Dans une proportion de 48 contre 34 %, ils appuient le démantèlement de l'édifice. Sans doute parce qu'ils connaissent bien l'état de désuétude de ce lieu mythique.

À Montréal et Toronto, les anciennes demeures du Canadien et des Maple Leafs ont été reconverties: un complexe de divertissement dans l'ancien Forum et un supermarché dans l'ex-Maple Leaf Gardens. En revanche, les vieux amphithéâtres ont été démolis dans plusieurs villes: St. Louis, Boston, Chicago, Philadelphie...

À Québec, le maire Labeaume doute que la densité de la population soit suffisante pour soutenir un concept original dans le vieux Colisée. D'autant que les coûts de rénovation seraient considérables.

Au début des année  90, alors que les Nordiques luttaient pour leur survie à Québec, on s'interrogeait déjà sur le sort du Colisée si un nouvel amphithéâtre était construit.

Une idée avait été lancée: réduire à 4500 le nombre de sièges et aménager, à un deuxième niveau au-dessus de la patinoire, un centre d'entraînement.

L'initiateur de cette piste était Marcel Aubut, alors copropriétaire de l'équipe. Près de 25 ans plus tard, il espère le maintien du Colisée. Pourquoi? Parce qu'une ville intéressée par les Jeux olympiques d'hiver a besoin de deux amphithéâtres: l'un destiné au hockey, l'autre au patinage artistique et au patin de vitesse sur courte piste.

Or, à titre de président du Comité olympique canadien, Marcel Aubut rêve d'une candidature de Québec aux Jeux d'hiver. Mais Régis Labeaume n'en veut pas .

«Je ne veux pas de Jeux olympiques à l'heure actuelle, ça ne me tente pas du tout», lance le maire, qui ne cache pas son scepticisme envers le mouvement olympique. «Pourquoi autant de pays européens n'ont pas été intéressés par les Jeux de 2022? Parce que l'ère de la démesure n'est pas terminée.»

Régis Labeaume a été ébranlé par les dépenses extravagantes de Sotchi. Et si Pékin accueille les Jeux de 2022, il s'attend à une autre facture salée. Les pays voulant briller à la face du monde, et qui n'organisent pas de référendum pour sonder l'opinion de leurs citoyens, dépensent sans compter.

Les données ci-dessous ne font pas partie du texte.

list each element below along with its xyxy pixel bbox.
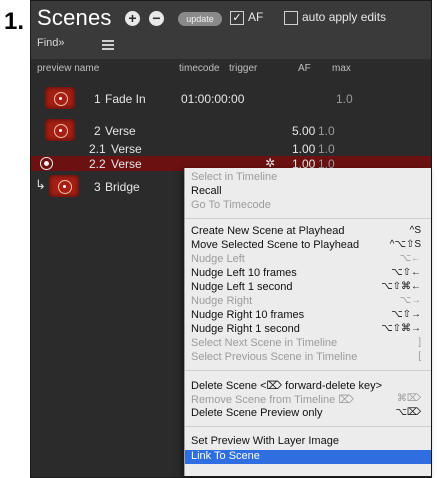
menu-item-move-selected[interactable]: Move Selected Scene to Playhead ^⌥⇧S [191, 239, 425, 252]
menu-separator [185, 426, 431, 427]
update-button[interactable]: update [178, 12, 222, 26]
context-menu: Select in Timeline Recall Go To Timecode… [184, 168, 431, 476]
shortcut: ⌥⇧⌘→ [381, 323, 421, 334]
remove-scene-icon[interactable]: − [149, 11, 164, 26]
hamburger-menu-icon[interactable] [102, 40, 114, 52]
menu-item-label: Nudge Right 1 second [191, 323, 300, 335]
scene-preview-thumbnail [49, 175, 79, 197]
scene-name: Bridge [105, 180, 140, 194]
menu-item-go-to-timecode[interactable]: Go To Timecode [191, 199, 425, 212]
menu-item-label: Select Next Scene in Timeline [191, 337, 338, 349]
shortcut: ^⌥⇧S [389, 239, 421, 250]
menu-separator [185, 218, 431, 219]
scene-row[interactable]: 2.1 Verse 1.00 1.0 [31, 141, 431, 156]
auto-apply-checkbox[interactable] [284, 11, 298, 25]
shortcut: ⌥→ [399, 295, 421, 306]
menu-item-remove-scene[interactable]: Remove Scene from Timeline ⌦ ⌘⌦ [191, 393, 425, 406]
scene-max: 1.0 [318, 142, 335, 156]
scene-max: 1.0 [336, 92, 353, 106]
menu-item-label: Select Previous Scene in Timeline [191, 351, 358, 363]
col-trigger: trigger [229, 63, 258, 74]
menu-item-recall[interactable]: Recall [191, 185, 425, 198]
col-preview-name: preview name [37, 63, 100, 74]
auto-apply-label: auto apply edits [302, 10, 387, 24]
shortcut: [ [418, 351, 421, 362]
menu-item-nudge-right-1s[interactable]: Nudge Right 1 second ⌥⇧⌘→ [191, 323, 425, 336]
menu-item-nudge-left-10[interactable]: Nudge Left 10 frames ⌥⇧← [191, 267, 425, 280]
menu-item-nudge-left-1s[interactable]: Nudge Left 1 second ⌥⇧⌘← [191, 281, 425, 294]
step-number: 1. [4, 8, 25, 35]
menu-item-create-new-scene[interactable]: Create New Scene at Playhead ^S [191, 225, 425, 238]
scene-af: 1.00 [292, 142, 316, 156]
menu-item-delete-preview[interactable]: Delete Scene Preview only ⌥⌦ [191, 407, 425, 420]
menu-item-label: Nudge Left [191, 253, 245, 265]
menu-item-select-in-timeline[interactable]: Select in Timeline [191, 171, 425, 184]
scene-max: 1.0 [318, 124, 335, 138]
col-timecode: timecode [179, 63, 220, 74]
menu-separator [185, 370, 431, 371]
af-checkbox-label: AF [248, 10, 264, 24]
shortcut: ^S [409, 225, 421, 236]
af-checkbox[interactable]: ✓ [230, 11, 244, 25]
shortcut: ⌥⇧⌘← [381, 281, 421, 292]
menu-item-label: Delete Scene Preview only [191, 407, 323, 419]
find-field[interactable]: Find» [37, 37, 65, 49]
scene-preview-thumbnail [45, 119, 75, 141]
shortcut: ⌘⌦ [396, 393, 421, 404]
menu-item-label: Create New Scene at Playhead [191, 225, 345, 237]
shortcut: ⌥⇧← [391, 267, 421, 278]
menu-item-nudge-right[interactable]: Nudge Right ⌥→ [191, 295, 425, 308]
menu-item-delete-scene[interactable]: Delete Scene <⌦ forward-delete key> [191, 379, 425, 392]
scene-preview-thumbnail [45, 87, 75, 109]
col-af: AF [298, 63, 311, 74]
menu-item-label: Nudge Left 10 frames [191, 267, 297, 279]
link-arrow-icon: ↳ [35, 177, 46, 192]
scene-name: Fade In [105, 92, 146, 106]
scene-number: 2.2 [89, 157, 106, 171]
add-scene-icon[interactable]: + [125, 11, 140, 26]
shortcut: ] [418, 337, 421, 348]
scene-name: Verse [111, 142, 142, 156]
menu-item-select-next[interactable]: Select Next Scene in Timeline] [191, 337, 425, 350]
scene-af: 5.00 [292, 124, 316, 138]
scene-number: 1 [94, 92, 101, 106]
menu-item-set-preview[interactable]: Set Preview With Layer Image [191, 435, 425, 448]
shortcut: ⌥⇧→ [391, 309, 421, 320]
scene-number: 3 [94, 180, 101, 194]
shortcut: ⌥← [399, 253, 421, 264]
menu-item-label: Nudge Right 10 frames [191, 309, 305, 321]
target-icon[interactable] [40, 157, 53, 170]
menu-item-nudge-right-10[interactable]: Nudge Right 10 frames ⌥⇧→ [191, 309, 425, 322]
panel-header: Scenes + − update ✓ AF auto apply edits … [31, 1, 431, 59]
panel-title: Scenes [37, 5, 112, 30]
menu-item-nudge-left[interactable]: Nudge Left ⌥← [191, 253, 425, 266]
scene-number: 2.1 [89, 142, 106, 156]
scene-row[interactable]: 1 Fade In 01:00:00:00 1.0 [31, 84, 431, 114]
menu-item-link-to-scene[interactable]: Link To Scene [185, 450, 431, 464]
scene-name: Verse [105, 124, 136, 138]
menu-item-label: Remove Scene from Timeline ⌦ [191, 394, 354, 406]
scene-name: Verse [111, 157, 142, 171]
shortcut: ⌥⌦ [395, 407, 421, 418]
menu-item-label: Nudge Right [191, 295, 253, 307]
scene-number: 2 [94, 124, 101, 138]
col-max: max [332, 63, 351, 74]
menu-item-label: Move Selected Scene to Playhead [191, 239, 360, 251]
scene-timecode: 01:00:00:00 [181, 92, 245, 106]
menu-item-select-prev[interactable]: Select Previous Scene in Timeline [ [191, 351, 425, 364]
menu-item-label: Nudge Left 1 second [191, 281, 293, 293]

En décembre dernier, le Comité international olympique (CIO) a adopté l'Agenda 2020. Cette feuille de route doit - en principe - réduire les coûts des villes candidates et organisatrices. Mais Régis Labeaume attendra les résultats avant d'applaudir à deux mains.

«Des Jeux comme ceux d'Albertville ou de Lillehammer, ce n'est pas demain qu'on reverra ça», pense-t-il.

La prudence du maire Labeaume est compréhensible. En Chine, les Jeux d'été de 2008 ont coûté 40 milliards US. Dans ce contexte, comment croire que ce pays respecterait le budget de 3,9 milliards actuellement prévu pour les Jeux de 2022?

Bien sûr, le CIO soutient qu'il faut dissocier les coûts d'organisation des Jeux de ceux liés aux nouvelles infrastructures, décidées par le pays hôte. Ce raisonnement est trop commode.

En 2007, par exemple, le CIO a choisi Sotchi en sachant très bien que toutes les installations devaient être construites. Huit ans plus tard, l'organisme prend ses distances de l'immense facture de 51 milliards. Il vient même d'annoncer fièrement que les Jeux de Sotchi se sont soldés par un «excédent opérationnel» de 50 millions US. Cette conclusion est techniquement vraie, mais concrètement absurde.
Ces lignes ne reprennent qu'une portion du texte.